As New Zealand's, they are white with red eyes (albino), dew flaps, and large ears which help them to tolerate the heat better.
They have been raised on a diet of pellet and plants, and are fully weaned now. I have a complete list of what they eat here.
Feel free to share that list and refer back to it often. I wrote it up a while back, and it has been republished on several survival websites, making me a published author! Right now the kits are eating pressed alfalfa and organic, homegrown plants.
I also have many garden plants for trade that are edible for rabbits and people too.
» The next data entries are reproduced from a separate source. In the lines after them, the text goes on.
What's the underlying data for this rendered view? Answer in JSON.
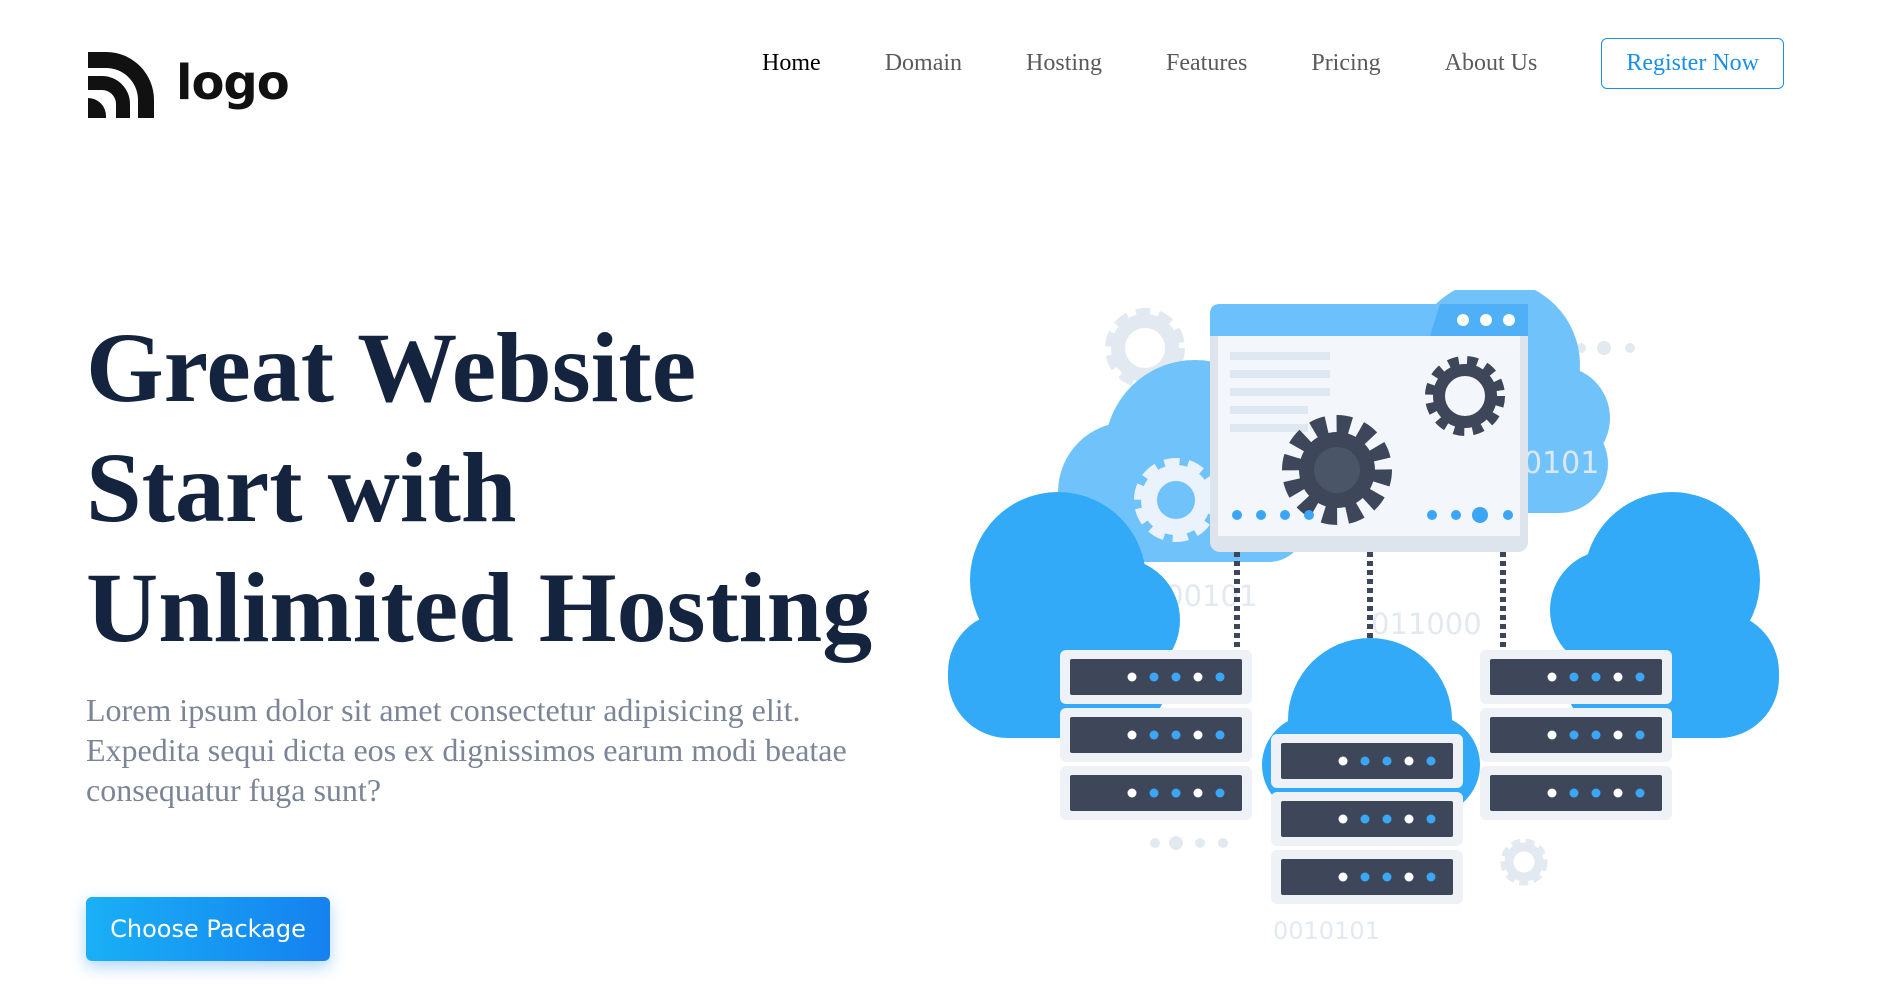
{
  "header": {
    "logo_text": "logo",
    "nav": [
      "Home",
      "Domain",
      "Hosting",
      "Features",
      "Pricing",
      "About Us"
    ],
    "register_label": "Register Now"
  },
  "hero": {
    "title_lines": [
      "Great Website",
      "Start with",
      "Unlimited Hosting"
    ],
    "description": "Lorem ipsum dolor sit amet consectetur adipisicing elit. Expedita sequi dicta eos ex dignissimos earum modi beatae consequatur fuga sunt?",
    "cta_label": "Choose Package"
  },
  "illustration": {
    "binary_1": "0101",
    "binary_2": "001011000101",
    "binary_3": "011000",
    "binary_4": "0010101"
  },
  "colors": {
    "title": "#14243f",
    "accent": "#1a8fe6",
    "cloud_light": "#6fc3fa",
    "cloud": "#33aaf7",
    "server_dark": "#3d4759",
    "gear_pale": "#e3e9f1"
  }
}
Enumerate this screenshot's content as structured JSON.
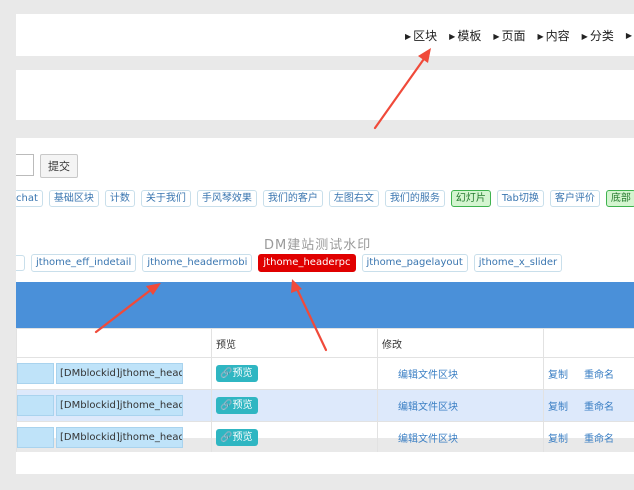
{
  "topnav": {
    "items": [
      "区块",
      "模板",
      "页面",
      "内容",
      "分类"
    ]
  },
  "toolbar": {
    "submit_label": "提交"
  },
  "tags": [
    {
      "label": "chat"
    },
    {
      "label": "基础区块"
    },
    {
      "label": "计数"
    },
    {
      "label": "关于我们"
    },
    {
      "label": "手风琴效果"
    },
    {
      "label": "我们的客户"
    },
    {
      "label": "左图右文"
    },
    {
      "label": "我们的服务"
    },
    {
      "label": "幻灯片",
      "highlight": true
    },
    {
      "label": "Tab切换"
    },
    {
      "label": "客户评价"
    },
    {
      "label": "底部",
      "highlight": true
    }
  ],
  "watermark": "DM建站测试水印",
  "templates": [
    "jthome_eff_indetail",
    "jthome_headermobi",
    "jthome_headerpc",
    "jthome_pagelayout",
    "jthome_x_slider"
  ],
  "active_template": "jthome_headerpc",
  "table": {
    "headers": [
      "",
      "预览",
      "修改",
      ""
    ],
    "rows": [
      {
        "id_value": "[DMblockid]jthome_header|",
        "preview_label": "预览",
        "edit_label": "编辑文件区块",
        "copy_label": "复制",
        "rename_label": "重命名"
      },
      {
        "id_value": "[DMblockid]jthome_header|",
        "preview_label": "预览",
        "edit_label": "编辑文件区块",
        "copy_label": "复制",
        "rename_label": "重命名"
      },
      {
        "id_value": "[DMblockid]jthome_header|",
        "preview_label": "预览",
        "edit_label": "编辑文件区块",
        "copy_label": "复制",
        "rename_label": "重命名"
      }
    ]
  },
  "colors": {
    "annotation_arrow": "#f04a3a",
    "blue_bar": "#4a90d9",
    "active_tag": "#e00000",
    "preview_button": "#2fb6c2"
  }
}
One of my gems is a crop of Cowpea that I have been growing and regrowing for several years now, adapting them to our area. The beans are great for people, the rest of the plant is great for rabbits! Two crops a year here in West Florida. Most of the other plants that I offer for trade are beautiful flowering perennials that we edible and also attract pollinators to the yard (ie butterflies and honey bees).
Cannas are blooming now. I have red, pink, and yellow. The dwarf white seem to struggling and not blooming, they are not for trade at the moment. The purple leaved cannas are red, but haven't formed blossoms yet this season.
The heat and lack of rain has made my red sage go dormant. It is not for trade at the moment. So here is a list of what I have:
New Zealand whites
Potted Loquat trees, one year old
Potted Cannas, red, yellow, and pink
Potted cardamom ginger
Potted Spiderwort, now dormant due to the summer heat
Potted red sage, now finished flowering for the summer
Cowpea seeds, ready for planting at the end of September
Hibiscus sabdariffa seeds, for planting next spring.
From last month, this little guy has found a home through trade. I have refreshes mother, and in two months I should hopefully have some more brothers and sisters to trade away to new homes.
The extension service does not recommend a whole lot of transplanting to be done during July.in fact, for the most part it recommends planting only Jerusalem artichoke, and any okra and southern pea seeds that haven't been sown yet. But July is still a good month for trading, for getting rid of excess on my part and hopefully getting to know new people and plants during the summer dormancy period.